Keep Data Secure and Governed
Row Zero is built for enterprise data security. Spreadsheets can enforce access controls and row-level security so that spreadsheets and data are only accessible to authorized users. Enterprises can restrict downloads, copy/paste, and external sharing so data stays locked in the cloud.

This enables teams to securely wrangle data and do cell level transformations while keeping data secure and governed. When teams connect spreadsheets to their central data source, it eliminates files and data exports from their data wrangling workflows.
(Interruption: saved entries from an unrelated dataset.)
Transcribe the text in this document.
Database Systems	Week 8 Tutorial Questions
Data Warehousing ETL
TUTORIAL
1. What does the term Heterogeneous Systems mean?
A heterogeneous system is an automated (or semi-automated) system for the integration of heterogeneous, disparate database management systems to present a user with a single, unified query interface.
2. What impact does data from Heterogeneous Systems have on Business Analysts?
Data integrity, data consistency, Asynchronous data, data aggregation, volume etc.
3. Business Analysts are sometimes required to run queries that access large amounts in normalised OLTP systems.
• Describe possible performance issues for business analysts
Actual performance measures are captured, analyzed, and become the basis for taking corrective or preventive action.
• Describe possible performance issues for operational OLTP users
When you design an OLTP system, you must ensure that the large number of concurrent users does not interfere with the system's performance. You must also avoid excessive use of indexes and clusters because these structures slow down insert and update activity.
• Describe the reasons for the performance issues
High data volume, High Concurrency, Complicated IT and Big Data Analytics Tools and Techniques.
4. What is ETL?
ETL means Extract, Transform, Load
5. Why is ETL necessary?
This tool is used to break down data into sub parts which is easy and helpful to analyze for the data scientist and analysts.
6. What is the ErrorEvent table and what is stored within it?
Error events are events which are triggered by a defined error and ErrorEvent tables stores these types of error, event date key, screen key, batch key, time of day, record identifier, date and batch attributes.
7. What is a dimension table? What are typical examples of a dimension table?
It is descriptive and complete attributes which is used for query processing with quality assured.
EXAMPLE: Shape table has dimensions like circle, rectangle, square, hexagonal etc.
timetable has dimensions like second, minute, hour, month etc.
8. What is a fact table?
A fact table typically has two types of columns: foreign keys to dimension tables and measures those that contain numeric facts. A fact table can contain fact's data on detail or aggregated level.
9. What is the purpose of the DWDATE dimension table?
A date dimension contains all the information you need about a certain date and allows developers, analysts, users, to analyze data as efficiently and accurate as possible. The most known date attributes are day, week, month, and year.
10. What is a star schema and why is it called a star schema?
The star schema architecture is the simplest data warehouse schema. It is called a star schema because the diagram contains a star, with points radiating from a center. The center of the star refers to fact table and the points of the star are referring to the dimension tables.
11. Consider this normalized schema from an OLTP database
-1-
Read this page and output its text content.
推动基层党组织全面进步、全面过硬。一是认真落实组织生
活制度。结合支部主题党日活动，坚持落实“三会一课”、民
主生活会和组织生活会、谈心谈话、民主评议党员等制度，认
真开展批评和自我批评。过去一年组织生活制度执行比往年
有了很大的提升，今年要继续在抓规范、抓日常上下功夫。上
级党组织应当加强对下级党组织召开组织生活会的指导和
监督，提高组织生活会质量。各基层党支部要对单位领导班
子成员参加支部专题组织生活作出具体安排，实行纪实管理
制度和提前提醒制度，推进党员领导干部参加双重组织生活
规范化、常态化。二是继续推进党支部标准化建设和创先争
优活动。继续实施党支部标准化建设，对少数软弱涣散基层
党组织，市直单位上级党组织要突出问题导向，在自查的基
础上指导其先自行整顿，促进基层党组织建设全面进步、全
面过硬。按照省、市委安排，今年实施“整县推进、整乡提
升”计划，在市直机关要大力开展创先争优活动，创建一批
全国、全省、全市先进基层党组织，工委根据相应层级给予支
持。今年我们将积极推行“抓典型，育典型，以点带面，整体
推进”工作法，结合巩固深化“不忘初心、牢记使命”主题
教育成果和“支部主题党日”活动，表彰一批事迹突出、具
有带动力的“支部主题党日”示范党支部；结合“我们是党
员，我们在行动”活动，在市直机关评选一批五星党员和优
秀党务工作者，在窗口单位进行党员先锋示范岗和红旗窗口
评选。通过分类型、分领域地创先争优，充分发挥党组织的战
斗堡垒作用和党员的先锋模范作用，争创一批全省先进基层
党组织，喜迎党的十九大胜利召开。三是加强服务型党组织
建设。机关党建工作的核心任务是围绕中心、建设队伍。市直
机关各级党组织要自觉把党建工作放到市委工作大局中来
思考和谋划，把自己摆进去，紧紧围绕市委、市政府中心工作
Familiar Spreadsheet Experience
Despite its scale and power, Row Zero works like the spreadsheets teams are used to. Users can:
- Use familiar formulas and functions
- Filter, pivot, and transform data
- Build models and reports
- Collaborate in real-time
There’s no need to learn complex new tools or languages. This is why more teams are using Row Zero to wrangle big data.
The Future of Data Wrangling Is Still the Spreadsheet
Data wrangling isn’t going away. If anything, it’s becoming more important as organizations generate more data than ever before. Raw data often needs to be cleaned and transformed and spreadsheets will continue to play a central role because they provide flexibility, accessibility, speed, and transparency.
But modern data requires modern tools. Row Zero brings together the scale of a data warehouse, the governance of enterprise systems, and the usability of a spreadsheet, unlocking a new era of data wrangling where teams can work with massive, secure, live datasets without leaving the spreadsheet environment they already know.